Italia spaccata a metà. Si conferma in sanità il divario Nord-Sud, “con ricadute anche gravi sulla salute degli italiani lungo lo Stivale, come dimostra anche l’ampia disparità in Italia sulla capacità di prevenire e curare alcuni tipi di tumore. Criticità che si registrano soprattutto in alcune regioni del Centro Sud”. Lo sottolinea il Rapporto Osservasalute (2017), giunto alla XV edizione. Pubblicato dall’Osservatorio nazionale sulla salute nelle regioni italiane, che ha sede all’Università Cattolica di Roma, è stato presentato oggi nella capitale.

“Il decennio appena trascorso – si legge – ha confermato una situazione da tempo nota e tollerata: il profondo divario fra Nord e Meridione sia nelle dimensioni della performance analizzate, sia nella qualità della spesa pubblica e, nello specifico, di quella sanitaria”. In particolare, “è la sopravvivenza per tumori che mostra una certa variabilità geografica.
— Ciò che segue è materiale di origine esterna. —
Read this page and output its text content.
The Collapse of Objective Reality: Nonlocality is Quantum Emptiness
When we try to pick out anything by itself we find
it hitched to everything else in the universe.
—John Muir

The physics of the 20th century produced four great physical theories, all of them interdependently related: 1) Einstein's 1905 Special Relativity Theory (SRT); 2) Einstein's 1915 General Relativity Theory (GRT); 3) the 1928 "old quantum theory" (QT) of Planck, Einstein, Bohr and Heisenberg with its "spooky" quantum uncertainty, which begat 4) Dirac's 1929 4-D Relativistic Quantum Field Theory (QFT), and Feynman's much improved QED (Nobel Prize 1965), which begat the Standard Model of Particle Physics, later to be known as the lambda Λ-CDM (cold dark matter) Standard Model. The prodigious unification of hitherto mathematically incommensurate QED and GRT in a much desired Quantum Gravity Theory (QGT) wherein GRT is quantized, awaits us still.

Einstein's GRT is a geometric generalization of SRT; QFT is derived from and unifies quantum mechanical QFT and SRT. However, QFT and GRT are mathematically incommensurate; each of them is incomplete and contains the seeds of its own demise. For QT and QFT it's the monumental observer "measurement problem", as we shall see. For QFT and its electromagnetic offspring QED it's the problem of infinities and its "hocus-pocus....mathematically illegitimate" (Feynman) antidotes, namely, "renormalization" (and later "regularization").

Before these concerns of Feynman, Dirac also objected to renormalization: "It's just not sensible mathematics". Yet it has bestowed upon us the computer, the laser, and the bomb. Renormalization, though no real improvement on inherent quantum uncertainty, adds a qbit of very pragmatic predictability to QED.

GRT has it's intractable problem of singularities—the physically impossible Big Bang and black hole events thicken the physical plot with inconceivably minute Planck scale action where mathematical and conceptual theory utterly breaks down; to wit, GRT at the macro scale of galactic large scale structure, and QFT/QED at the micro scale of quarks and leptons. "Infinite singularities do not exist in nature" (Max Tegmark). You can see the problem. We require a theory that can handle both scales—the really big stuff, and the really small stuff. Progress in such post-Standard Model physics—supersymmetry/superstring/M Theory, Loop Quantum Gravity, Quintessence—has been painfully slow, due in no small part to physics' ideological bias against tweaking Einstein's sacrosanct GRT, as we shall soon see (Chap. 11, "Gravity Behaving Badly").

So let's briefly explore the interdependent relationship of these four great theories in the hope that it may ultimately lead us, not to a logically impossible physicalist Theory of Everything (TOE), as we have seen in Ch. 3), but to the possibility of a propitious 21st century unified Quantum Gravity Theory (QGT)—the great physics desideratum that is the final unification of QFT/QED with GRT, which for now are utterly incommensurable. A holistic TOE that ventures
Nelle aree del Centro-Nord è largamente omogenea per tutti i tipi esaminati, indicando una sostanziale equivalenza non solo dei trattamenti, ma anche delle strategie di diagnosi (introduzione dei programmi di screening). Al Sud e Isole, invece, risulta generalmente inferiore della media del Centro-Nord”.

Per le neoplasia con programmi di screening organizzato, “gli effetti dell’introduzione di misure efficaci di prevenzione secondaria sono visibili nelle aree del Paese dove si è iniziato prima e la copertura è ottimale. Ad esempio – rilevano gli esperti – nella provincia autonoma di Trento lo screening preventivo per il tumore del colon retto raggiunge una copertura del 72% della popolazione, mentre nella regione Puglia si arriva appena al 13%”.
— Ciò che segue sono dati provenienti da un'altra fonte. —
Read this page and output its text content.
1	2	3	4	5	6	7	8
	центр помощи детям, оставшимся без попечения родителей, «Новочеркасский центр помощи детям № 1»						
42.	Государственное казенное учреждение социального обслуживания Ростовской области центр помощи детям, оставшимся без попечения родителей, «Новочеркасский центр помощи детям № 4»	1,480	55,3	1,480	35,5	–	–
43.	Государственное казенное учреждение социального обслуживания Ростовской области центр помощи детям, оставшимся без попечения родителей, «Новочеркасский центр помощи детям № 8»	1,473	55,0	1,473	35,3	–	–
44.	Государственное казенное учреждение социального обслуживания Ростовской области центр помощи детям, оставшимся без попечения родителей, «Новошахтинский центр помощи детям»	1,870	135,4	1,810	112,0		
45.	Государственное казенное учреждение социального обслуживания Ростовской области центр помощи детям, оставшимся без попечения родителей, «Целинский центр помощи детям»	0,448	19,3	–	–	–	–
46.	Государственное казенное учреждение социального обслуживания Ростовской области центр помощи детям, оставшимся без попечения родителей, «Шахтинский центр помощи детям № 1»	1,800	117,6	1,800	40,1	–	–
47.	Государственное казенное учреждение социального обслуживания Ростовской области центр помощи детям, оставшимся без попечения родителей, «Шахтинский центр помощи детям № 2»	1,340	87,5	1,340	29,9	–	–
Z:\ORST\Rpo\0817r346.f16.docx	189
Ricciardi, evidente fallimento del Servizio sanitario nazionale. “E’ evidente il fallimento del Servizio Sanitario Nazionale (Ssn), anche nella sua ultima versione federalista, nel ridurre le differenze di spesa e della performance fra le regioni italiane”. Ad affermarlo è il presidente dell’Istituto superiore di sanità (Iss), Walter Ricciardi, in occasione della presentazione del Rapporto Osservasalute. Riferendosi al gap tra le regioni italiane in termini di salute ed efficienza delle prestazioni del Ssn, Ricciardi rileva come “si tratta di differenze inique perché non ‘naturali’, ma frutto di scelte politiche e gestionali”.
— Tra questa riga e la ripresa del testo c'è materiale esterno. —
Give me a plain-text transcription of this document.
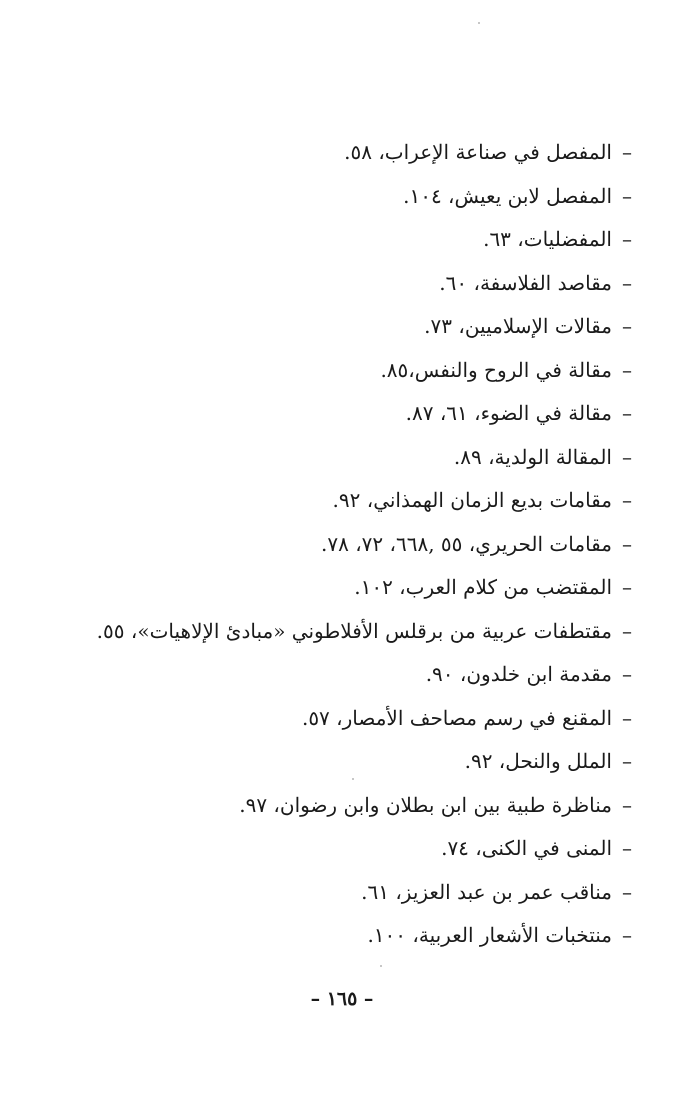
–المفصل في صناعة الإعراب، ٥٨.
–المفصل لابن يعيش، ١٠٤.
–المفضليات، ٦٣.
–مقاصد الفلاسفة، ٦٠.
–مقالات الإسلاميين، ٧٣.
–مقالة في الروح والنفس،٨٥.
–مقالة في الضوء، ٦١، ٨٧.
–المقالة الولدية، ٨٩.
–مقامات بديع الزمان الهمذاني، ٩٢.
–مقامات الحريري، ٥٥ ,٦٦٨، ٧٢، ٧٨.
–المقتضب من كلام العرب، ١٠٢.
–مقتطفات عربية من برقلس الأفلاطوني «مبادئ الإلاهيات»، ٥٥.
–مقدمة ابن خلدون، ٩٠.
–المقنع في رسم مصاحف الأمصار، ٥٧.
–الملل والنحل، ٩٢.
–مناظرة طبية بين ابن بطلان وابن رضوان، ٩٧.
–المنى في الكنى، ٧٤.
–مناقب عمر بن عبد العزيز، ٦١.
–منتخبات الأشعار العربية، ١٠٠.
– ١٦٥ –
È dunque “auspicabile – afferma – che si intervenga al più presto partendo da un riequilibrio del riparto del Fondo Sanitario Nazionale, non basato sui bisogni teorici desumibili solo dalla struttura demografica delle Regioni, ma sui reali bisogni di salute, così come è urgente un recupero di qualità gestionale e operativa del sistema, troppo deficitarie nelle regioni del Mezzogiorno, come ampiamente evidenziato nel nuovo Rapporto Osservasalute”.